- Nigeria Loses N5 billion monthly
- Over 4000 Nigeria-bound vessels berth in Cotonou, Lome Offshore
The alleged failure of the Nigeria Navy to enforce measures meant to checkmate illegal marine related activities in the nation’s territorial waters has been fingered as being largely responsible for the diversion of the Nigeria-destined cargoes to neighboring countries’ ports and offshores.
Lloyd intelligence report has revealed that between 2009 and 2011 over 4,000 vessels destined for Nigeria berthed in Cotonou and Lome offshore with petroleum products, thereby creating an illegal transshipment trade from mother vessels to smaller vessels that freighted the products to Nigeria waters.
Consequently, Nigeria is said to be losing so much in revenue accruing from the neglected opportunities. The Nigeria Shipowners Association (NISA) has concurred with Mr. Olisa Agbakoba, SAN that Nigeria can generate
N16 trillion Naira annually from maritime industry trade opportunities.
On how the Navy has allegedly aided the revenue leakage, the Nigerian Ports Authority (NPA) in memo dated December 12th, 2011, addressed to the Chief of Naval Staff, with the title: Areas Approved for Ship-To-Ship (STS) and Ship-To-Rig (STR) Operations, designated areas or zones for offshore operations in the nation’s waters, asking the Navy to carry out enforcement with Messrs Mike Lily Marine Limited appointed to monitor operations and conduct surveillance at port anchorage.
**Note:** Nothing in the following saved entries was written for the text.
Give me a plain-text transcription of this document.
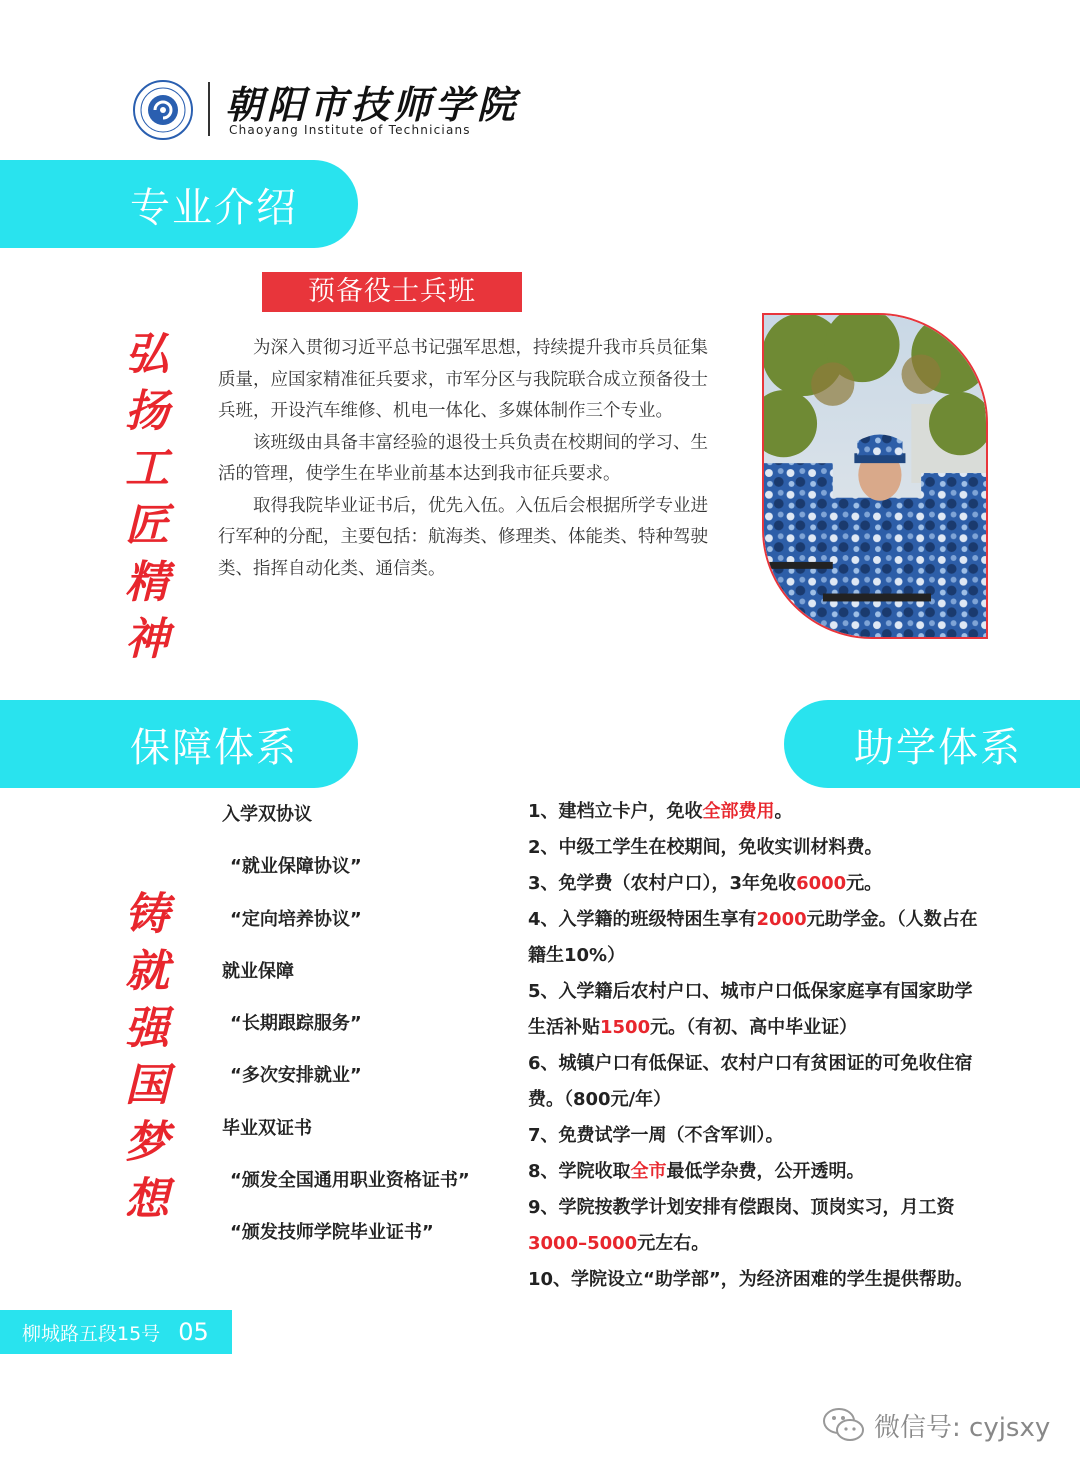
朝阳市技师学院
Chaoyang Institute of Technicians
专业介绍
预备役士兵班
弘扬工匠精神

为深入贯彻习近平总书记强军思想，持续提升我市兵员征集质量，应国家精准征兵要求，市军分区与我院联合成立预备役士兵班，开设汽车维修、机电一体化、多媒体制作三个专业。

该班级由具备丰富经验的退役士兵负责在校期间的学习、生活的管理，使学生在毕业前基本达到我市征兵要求。

取得我院毕业证书后，优先入伍。入伍后会根据所学专业进行军种的分配，主要包括：航海类、修理类、体能类、特种驾驶类、指挥自动化类、通信类。

保障体系
铸就强国梦想
入学双协议
“就业保障协议”
“定向培养协议”
就业保障
“长期跟踪服务”
“多次安排就业”
毕业双证书
“颁发全国通用职业资格证书”
“颁发技师学院毕业证书”
助学体系
1、建档立卡户，免收全部费用。
2、中级工学生在校期间，免收实训材料费。
3、免学费（农村户口），3年免收6000元。
4、入学籍的班级特困生享有2000元助学金。（人数占在籍生10%）
5、入学籍后农村户口、城市户口低保家庭享有国家助学生活补贴1500元。（有初、高中毕业证）
6、城镇户口有低保证、农村户口有贫困证的可免收住宿费。（800元/年）
7、免费试学一周（不含军训）。
8、学院收取全市最低学杂费，公开透明。
9、学院按教学计划安排有偿跟岗、顶岗实习，月工资3000–5000元左右。
10、学院设立“助学部”，为经济困难的学生提供帮助。
柳城路五段15号 05
微信号: cyjsxy
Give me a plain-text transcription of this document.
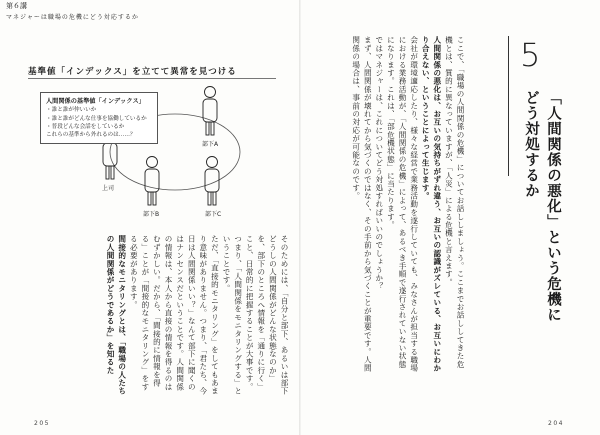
第６講
マネジャーは職場の危機にどう対応するか
基準値「インデックス」を立てて異常を見つける
上司
部下A
部下B	部下C
人間関係の基準値「インデックス」
・誰と誰が仲いいか
・誰と誰がどんな仕事を協働しているか
・普段どんな会話をしているか
これらの基準から外れるのは……？

そのためには、「自分と部下、あるいは部下どうしの人間関係がどんな状態なのか」を、部下のところへ情報を「通りに行く」こと、日常的に把握することが大事です。つまり、「人間関係をモニタリングする」ということです。

ただ、「直接的モニタリング」をしてもあまり意味がありません。つまり、「君たち、今日は人間関係いい？」なんて部下に聞くのはナンセンスだということです。人間関係の情報は、本人から直接の情報を得るのはむずかしい。だから、「間接的に情報を得る」ことが「間接的なモニタリング」をする必要があります。

間接的なモニタリングとは、「職場の人たちの人間関係がどうであるか」を知るた

5
「人間関係の悪化」という危機に
どう対処するか

ここで、「職場の人間関係の危機」についてお話ししましょう。ここまでお話ししてきた危機とは、質的に異なっていますが、「人災」による危機と言えます。

人間関係の悪化は、お互いの気持ちがずれ違う、お互いの認識がズレている、お互いにわかり合えない、ということによって生じます。

会社が環境適応したり、様々な経営で業務活動を遂行していても、みなさんが担当する職場における業務活動が、「人間関係の危機」によって、あるべき手順で遂行されていない状態になります。これは、「部危機状態」に当たります。

ではマネジャーは、これについてどう対処すればいいのでしょうか？

まず、人間関係が壊れてから気づくのではなく、その手前から気づくことが重要です。人間関係の場合は、事前の対応が可能なのです。

205	204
According to the memo, signed by the then Acting General Manager, Security, Mr. J. M. Tahir, “Be informed that as part of measures to checkmate illegal marine related activities on our waters and block revenue leakages, all ship-to-ship and ship to Rig tanker transfer operation shall be performed within Nigerian offshore and should be carried out within the following designated areas”. These are: Lagos offshore: 060 – 19.531’N 0030 – 43.296’E; 060 – 18.613’N 0030 – 58.807’E; 060 – 10.439’N 0040 – 17.439’E; 050 – 53.992’N 0040 – 17.439’E; 050 – 53.892’N 0030 – 40.175’E; 060 – 09. 979’N 0030 – 45.315’E
The Escravos offshore with an area coverage of 116M2 has
050 – 33.000’N 0040 – 33.000E; 050 – 22.000’N 0040 – 54.000’E; 050 – 06. 000’N 0040 – 55.000’E; 050 – 05.000’N 0040 – 36.000’E
Bonny/Calabar offshore with an area coverage of 92.2NM2 has
040 – 0.5.565’N 0060 – 30.156’E; 040 – 05.473’N 0070 – 13.021’E; 030 – 55.057’N 0070 – 13.296’E; 040 – 55.057’N 0060 – 30.066’E
Reacting to this, the Director-General of Capt. Niyi Labinjo- led NISA, Engr. Oliver Ogbuagu who was an executive director in the Nigerian Maritime Administration and Safety Agency (NIMASA), stated that the Navy was part of the committee set up to act and enforce the STS zoning.
“This document was sent to the Nigerian Navy and they acknowledged that they will implement it. What this means is that the Federal Government has asked the Navy to take steps for this STS Zone implementation so that all these vessels will stop going to Cotonou and Lome and come to Nigeria”, Ogbuagu asserted.
“NIMASA at this point is supposed to ensure that there is no more STS in offshore Cotonou for products destined to Nigeria because that is what can give Nigerian Shipowners Jobs, if they litter in our waters instead of Cotonou. NIMASA is supposed to ensure that when a ship is sea- worthy no vessel that enters Nigeria’s water can stop the certified ship from littering it. It is an obligation, that is, what they are there for. So for anybody to say that Nigerians are operating rusty buckets, the person needs to be examined,” he added.
Justifying the huge losses Nigeria is making as a result of neglect in marine trade, Labinjo who also noted that the economy incures a monthly
N5 billion loss in the sector said: “Nigeria is at the centre of the world. Nigeria is at the centre of transatlantic trade. From the east in the Asia when a ship takes bunker from the west and they are going to the east, by the time they get to Nigeria, the bunker will be finished so as they approach Nigeria, they will be looking for where to bunker”.
However, the image maker of the Nigeria Navy could not be reached at the time of the report.